Ok, so not the perfect solution. But c'mon. No livestyle change is. It's tv. DRAMA. Manufacture it. Sign up for it.
And the thing is, what I'm hearing is good food eatings arguing that promoting good eating habits through the medium of drama television is bad. Hell, Biggest Loser is all about the shame and that and while it may not be my cup of tea, it seems to be reaching a lot of people. And people keep signing up. Maybe I am missing something.
Reality tv has the power to fire people up, ask for something. I can't complain about it being something good, rather than arguing about who is the biggest coniving asshole over the water cooler.
I edited to say you'd need to include other things besides the subsidized ones.
And if the government is already giving you canned peaches in heavy syrup, you're probably not going to also buy fresh peaches.
See, that's the sort of thing where there could be traction.
Canned green beans, say, not so bad (which is what I was thinking). Fruit in heavy syrup, otoh, really could be petitioned against. That's a regulation that could be used within a heavily susidized program. Ground beef with under a certain percentage of fat could be too.
Is that still vegan then?
Not super-strictly so, but vegan enough for me. I still haven't settled on a firm stance on honey (though I probably would have asked Hec to skip it if I'd known ahead of time).
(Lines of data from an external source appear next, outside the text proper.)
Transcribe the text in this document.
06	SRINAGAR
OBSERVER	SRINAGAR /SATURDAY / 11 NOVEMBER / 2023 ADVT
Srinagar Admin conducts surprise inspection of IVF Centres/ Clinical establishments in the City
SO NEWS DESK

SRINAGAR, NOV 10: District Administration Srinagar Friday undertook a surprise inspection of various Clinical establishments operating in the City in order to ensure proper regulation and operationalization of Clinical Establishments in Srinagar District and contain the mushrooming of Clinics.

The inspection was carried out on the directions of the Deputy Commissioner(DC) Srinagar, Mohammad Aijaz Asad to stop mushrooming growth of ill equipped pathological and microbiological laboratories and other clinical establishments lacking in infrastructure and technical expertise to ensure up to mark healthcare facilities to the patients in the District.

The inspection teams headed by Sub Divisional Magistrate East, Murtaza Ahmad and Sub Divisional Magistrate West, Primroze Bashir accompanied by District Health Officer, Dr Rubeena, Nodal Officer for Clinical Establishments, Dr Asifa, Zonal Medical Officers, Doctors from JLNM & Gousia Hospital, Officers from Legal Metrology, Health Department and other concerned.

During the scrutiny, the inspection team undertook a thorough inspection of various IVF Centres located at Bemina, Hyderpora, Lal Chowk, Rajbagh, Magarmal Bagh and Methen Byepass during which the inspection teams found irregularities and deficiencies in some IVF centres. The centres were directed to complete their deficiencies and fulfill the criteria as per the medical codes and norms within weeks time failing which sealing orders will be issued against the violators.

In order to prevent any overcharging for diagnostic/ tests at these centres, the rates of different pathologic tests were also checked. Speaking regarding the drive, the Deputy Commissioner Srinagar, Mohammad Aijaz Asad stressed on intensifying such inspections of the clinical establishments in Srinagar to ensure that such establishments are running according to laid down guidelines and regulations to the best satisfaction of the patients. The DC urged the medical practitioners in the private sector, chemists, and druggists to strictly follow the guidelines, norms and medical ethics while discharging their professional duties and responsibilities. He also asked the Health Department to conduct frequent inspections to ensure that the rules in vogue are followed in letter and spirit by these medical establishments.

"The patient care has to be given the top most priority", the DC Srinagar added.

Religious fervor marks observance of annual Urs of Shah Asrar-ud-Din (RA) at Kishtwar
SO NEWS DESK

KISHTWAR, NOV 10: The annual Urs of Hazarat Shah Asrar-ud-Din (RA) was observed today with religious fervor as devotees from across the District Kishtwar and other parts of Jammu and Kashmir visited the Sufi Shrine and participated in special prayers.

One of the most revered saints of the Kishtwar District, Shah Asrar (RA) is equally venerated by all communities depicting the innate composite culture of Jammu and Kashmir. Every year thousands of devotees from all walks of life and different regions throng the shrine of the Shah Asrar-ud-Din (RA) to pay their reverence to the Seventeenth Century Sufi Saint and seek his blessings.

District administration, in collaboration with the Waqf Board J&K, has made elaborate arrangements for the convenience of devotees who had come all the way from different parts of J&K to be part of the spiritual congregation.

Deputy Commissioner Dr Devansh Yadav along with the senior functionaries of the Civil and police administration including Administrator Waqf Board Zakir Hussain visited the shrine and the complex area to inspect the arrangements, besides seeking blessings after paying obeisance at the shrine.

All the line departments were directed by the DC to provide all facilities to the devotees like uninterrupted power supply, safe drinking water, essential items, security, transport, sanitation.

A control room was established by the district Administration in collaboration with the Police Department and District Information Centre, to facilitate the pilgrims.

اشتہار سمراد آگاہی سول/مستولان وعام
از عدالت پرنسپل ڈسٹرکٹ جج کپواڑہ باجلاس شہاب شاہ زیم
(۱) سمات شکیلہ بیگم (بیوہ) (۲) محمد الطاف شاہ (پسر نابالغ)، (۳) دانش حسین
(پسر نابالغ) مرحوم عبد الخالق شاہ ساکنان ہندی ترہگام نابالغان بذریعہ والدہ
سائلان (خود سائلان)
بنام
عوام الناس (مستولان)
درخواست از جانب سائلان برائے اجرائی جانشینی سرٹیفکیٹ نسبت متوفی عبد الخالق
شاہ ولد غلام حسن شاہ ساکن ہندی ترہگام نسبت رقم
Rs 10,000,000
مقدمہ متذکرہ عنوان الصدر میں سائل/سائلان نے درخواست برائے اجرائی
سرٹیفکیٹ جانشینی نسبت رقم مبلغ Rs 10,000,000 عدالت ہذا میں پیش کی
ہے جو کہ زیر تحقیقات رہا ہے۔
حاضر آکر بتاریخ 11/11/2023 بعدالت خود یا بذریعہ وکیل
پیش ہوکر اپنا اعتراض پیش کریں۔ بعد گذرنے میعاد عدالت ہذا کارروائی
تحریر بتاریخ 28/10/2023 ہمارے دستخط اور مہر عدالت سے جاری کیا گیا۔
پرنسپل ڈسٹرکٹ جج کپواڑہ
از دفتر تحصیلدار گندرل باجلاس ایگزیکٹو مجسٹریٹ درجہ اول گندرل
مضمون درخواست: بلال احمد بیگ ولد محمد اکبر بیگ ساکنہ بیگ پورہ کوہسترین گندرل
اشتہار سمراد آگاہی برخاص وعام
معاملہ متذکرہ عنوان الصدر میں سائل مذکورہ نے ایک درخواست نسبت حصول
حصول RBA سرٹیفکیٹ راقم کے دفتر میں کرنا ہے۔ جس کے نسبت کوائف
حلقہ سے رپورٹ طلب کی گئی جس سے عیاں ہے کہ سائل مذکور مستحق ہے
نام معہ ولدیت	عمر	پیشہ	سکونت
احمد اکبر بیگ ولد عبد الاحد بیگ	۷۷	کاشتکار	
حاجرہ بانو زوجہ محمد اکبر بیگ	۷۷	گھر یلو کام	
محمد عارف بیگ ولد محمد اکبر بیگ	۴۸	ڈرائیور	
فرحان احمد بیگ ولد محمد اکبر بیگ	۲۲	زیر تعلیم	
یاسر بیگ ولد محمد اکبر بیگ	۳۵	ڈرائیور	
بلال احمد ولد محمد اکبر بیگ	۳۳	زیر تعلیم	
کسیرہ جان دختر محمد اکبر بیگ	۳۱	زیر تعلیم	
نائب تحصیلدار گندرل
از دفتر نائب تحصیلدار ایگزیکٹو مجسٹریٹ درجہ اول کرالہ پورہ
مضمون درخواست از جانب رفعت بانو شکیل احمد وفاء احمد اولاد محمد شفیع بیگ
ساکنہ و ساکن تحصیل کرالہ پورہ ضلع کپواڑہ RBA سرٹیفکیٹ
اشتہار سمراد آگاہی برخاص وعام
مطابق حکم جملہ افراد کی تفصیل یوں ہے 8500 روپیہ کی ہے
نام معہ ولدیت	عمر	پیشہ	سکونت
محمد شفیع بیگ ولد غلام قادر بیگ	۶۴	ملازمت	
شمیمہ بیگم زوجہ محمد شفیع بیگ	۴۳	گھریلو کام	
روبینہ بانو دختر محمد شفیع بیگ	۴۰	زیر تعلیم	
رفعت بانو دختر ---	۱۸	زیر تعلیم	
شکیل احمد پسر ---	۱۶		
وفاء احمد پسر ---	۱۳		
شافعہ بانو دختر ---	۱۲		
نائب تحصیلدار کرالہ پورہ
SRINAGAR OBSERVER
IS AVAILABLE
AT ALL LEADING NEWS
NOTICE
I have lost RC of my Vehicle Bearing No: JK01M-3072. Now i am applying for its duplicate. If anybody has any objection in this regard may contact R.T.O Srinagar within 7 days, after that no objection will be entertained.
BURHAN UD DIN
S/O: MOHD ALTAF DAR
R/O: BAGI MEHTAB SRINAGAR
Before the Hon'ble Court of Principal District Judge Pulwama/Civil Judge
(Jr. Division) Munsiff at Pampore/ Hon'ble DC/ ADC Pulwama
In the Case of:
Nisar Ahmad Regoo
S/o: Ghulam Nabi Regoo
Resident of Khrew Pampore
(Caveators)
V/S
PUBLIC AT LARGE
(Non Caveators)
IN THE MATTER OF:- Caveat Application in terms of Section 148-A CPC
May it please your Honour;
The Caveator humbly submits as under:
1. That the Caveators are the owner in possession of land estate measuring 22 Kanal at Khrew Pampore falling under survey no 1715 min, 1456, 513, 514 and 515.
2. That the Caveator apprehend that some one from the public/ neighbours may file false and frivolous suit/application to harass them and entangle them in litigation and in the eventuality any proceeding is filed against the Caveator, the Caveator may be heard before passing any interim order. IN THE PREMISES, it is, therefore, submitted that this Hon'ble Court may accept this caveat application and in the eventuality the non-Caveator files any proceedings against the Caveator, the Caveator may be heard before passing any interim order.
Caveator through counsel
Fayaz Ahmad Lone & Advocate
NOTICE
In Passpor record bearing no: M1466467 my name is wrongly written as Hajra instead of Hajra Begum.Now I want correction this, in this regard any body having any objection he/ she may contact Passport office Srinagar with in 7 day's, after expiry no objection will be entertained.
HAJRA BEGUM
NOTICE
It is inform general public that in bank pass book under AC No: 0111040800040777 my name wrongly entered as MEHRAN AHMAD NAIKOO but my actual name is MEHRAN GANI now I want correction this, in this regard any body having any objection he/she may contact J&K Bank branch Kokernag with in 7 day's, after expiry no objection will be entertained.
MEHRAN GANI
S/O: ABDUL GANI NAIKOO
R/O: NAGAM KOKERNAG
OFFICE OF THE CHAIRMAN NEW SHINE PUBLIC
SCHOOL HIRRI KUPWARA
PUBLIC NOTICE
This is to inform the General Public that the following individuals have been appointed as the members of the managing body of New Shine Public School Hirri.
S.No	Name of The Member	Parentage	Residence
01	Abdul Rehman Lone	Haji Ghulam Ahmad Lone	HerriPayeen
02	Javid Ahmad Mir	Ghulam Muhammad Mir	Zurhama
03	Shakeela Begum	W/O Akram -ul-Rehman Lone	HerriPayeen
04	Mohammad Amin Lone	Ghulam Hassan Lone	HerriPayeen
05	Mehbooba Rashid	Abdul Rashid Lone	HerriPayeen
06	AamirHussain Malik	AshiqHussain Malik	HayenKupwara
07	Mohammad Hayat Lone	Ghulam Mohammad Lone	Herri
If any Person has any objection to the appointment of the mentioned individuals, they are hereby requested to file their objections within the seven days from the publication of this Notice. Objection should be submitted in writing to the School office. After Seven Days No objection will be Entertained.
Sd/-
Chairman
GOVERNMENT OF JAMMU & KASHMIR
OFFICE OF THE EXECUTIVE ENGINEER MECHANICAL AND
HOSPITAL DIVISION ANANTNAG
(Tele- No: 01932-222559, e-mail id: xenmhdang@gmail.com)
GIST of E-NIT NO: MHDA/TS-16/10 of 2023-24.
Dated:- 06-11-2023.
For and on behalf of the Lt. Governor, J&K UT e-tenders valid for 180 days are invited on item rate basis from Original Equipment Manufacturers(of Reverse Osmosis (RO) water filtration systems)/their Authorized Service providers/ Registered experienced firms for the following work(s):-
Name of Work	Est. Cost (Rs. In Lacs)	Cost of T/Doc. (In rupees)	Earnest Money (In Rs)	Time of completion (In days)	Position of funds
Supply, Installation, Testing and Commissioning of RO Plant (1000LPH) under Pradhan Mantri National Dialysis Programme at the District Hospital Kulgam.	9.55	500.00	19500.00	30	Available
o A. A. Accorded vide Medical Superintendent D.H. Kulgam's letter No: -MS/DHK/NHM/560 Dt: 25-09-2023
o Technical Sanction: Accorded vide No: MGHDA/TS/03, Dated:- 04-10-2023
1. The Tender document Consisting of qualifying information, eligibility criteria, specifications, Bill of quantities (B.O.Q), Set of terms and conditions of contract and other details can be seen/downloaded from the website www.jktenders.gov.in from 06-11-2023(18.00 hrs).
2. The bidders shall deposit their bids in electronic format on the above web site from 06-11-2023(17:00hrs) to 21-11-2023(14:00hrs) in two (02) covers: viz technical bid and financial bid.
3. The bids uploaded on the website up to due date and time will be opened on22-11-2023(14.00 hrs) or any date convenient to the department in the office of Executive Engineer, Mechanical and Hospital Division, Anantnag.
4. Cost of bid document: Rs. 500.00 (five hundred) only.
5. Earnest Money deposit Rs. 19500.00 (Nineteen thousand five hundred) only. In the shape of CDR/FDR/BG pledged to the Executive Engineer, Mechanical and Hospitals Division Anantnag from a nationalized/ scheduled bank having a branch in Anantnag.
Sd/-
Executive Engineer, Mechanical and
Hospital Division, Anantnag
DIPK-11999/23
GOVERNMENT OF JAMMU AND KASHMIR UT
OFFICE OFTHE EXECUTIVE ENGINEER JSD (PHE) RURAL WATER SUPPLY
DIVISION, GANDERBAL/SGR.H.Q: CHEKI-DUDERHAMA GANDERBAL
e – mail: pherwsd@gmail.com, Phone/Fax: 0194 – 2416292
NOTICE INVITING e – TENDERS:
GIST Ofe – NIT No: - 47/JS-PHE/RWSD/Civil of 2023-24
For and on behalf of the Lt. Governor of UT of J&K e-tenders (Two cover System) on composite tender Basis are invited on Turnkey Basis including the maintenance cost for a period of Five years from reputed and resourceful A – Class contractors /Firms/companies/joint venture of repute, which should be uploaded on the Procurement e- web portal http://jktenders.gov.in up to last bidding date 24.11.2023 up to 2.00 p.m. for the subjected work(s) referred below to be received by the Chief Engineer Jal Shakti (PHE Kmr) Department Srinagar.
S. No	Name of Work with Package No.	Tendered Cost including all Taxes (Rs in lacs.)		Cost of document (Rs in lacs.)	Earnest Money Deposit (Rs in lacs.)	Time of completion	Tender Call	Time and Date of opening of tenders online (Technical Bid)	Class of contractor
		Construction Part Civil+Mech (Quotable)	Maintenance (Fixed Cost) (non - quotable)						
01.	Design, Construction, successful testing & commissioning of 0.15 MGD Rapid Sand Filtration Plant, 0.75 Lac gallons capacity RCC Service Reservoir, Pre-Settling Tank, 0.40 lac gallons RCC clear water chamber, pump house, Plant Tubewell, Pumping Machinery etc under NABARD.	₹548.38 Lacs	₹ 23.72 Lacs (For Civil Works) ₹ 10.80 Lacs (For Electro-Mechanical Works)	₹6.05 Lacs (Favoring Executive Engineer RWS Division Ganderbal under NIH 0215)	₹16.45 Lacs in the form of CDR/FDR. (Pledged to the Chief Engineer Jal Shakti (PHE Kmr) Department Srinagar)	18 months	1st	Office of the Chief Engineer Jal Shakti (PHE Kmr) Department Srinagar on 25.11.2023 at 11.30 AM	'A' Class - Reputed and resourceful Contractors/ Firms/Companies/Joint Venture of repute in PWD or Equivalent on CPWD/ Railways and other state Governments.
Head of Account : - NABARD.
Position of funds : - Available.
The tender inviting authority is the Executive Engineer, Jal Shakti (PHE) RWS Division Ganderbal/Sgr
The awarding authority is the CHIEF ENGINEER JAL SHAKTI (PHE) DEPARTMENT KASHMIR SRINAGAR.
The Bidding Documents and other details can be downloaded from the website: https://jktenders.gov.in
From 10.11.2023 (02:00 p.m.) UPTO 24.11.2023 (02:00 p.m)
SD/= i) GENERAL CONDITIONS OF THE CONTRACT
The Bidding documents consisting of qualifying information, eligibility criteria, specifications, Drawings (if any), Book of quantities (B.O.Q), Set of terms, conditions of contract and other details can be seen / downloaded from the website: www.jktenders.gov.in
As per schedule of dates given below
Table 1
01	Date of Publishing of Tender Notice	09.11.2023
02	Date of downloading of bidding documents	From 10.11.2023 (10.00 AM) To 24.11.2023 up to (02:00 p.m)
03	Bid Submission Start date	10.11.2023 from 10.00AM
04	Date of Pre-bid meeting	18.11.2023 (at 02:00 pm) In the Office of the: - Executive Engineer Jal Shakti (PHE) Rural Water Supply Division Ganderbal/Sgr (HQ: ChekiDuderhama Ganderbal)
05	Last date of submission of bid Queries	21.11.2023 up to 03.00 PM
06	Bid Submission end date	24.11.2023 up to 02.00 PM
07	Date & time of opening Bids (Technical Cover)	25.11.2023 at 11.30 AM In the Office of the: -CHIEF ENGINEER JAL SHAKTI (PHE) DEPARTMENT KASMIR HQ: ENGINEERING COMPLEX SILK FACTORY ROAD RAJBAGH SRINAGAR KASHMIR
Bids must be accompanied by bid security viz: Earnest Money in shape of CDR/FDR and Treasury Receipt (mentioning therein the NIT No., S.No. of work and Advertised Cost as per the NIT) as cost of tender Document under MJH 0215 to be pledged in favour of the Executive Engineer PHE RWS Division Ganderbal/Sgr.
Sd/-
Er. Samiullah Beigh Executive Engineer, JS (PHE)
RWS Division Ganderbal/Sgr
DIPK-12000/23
ION, after the horrible beginning to the morning and the one time-out Matilda put away her cranky pants and we had a mostly splendid day. Went to my office to pick up a package to mail to an eBay buyer, collected candy treats from various co-workers along the way, went to the post office, noodled around with her new scooter (a Christmas present from Emmett), and used a bit of the last round of eBay money to go to a cheap but cheery noodle house in the basement of a nearby apartment building, where much fun was had.
Also, we were in matching dresses and nail polish. After that first bad blip, the whole day was just stupid fun.
I don't have as much problem with Biggest Loser, because that show actually is talking to individual people about individual choices. This show it talking to individual people about federal regulations. If they were only looking at what people ate at home, that would be different, but he's looking at school lunch programs, which have to be analyzed within the context of funding and regulations. At the end of the week of Jamie making the cafeteria food, they told him that they couldn't continue with his program because it cost twice as much as usual and he still hadn't submitted the required nutritional analysis showing that his meals satisfied the USDA requirements. And they didn't actually break down the costs or the funding anywhere, but I would bet that one reason for his meals costing more was that he didn't use the commodity foods that the school doesn't have to pay for.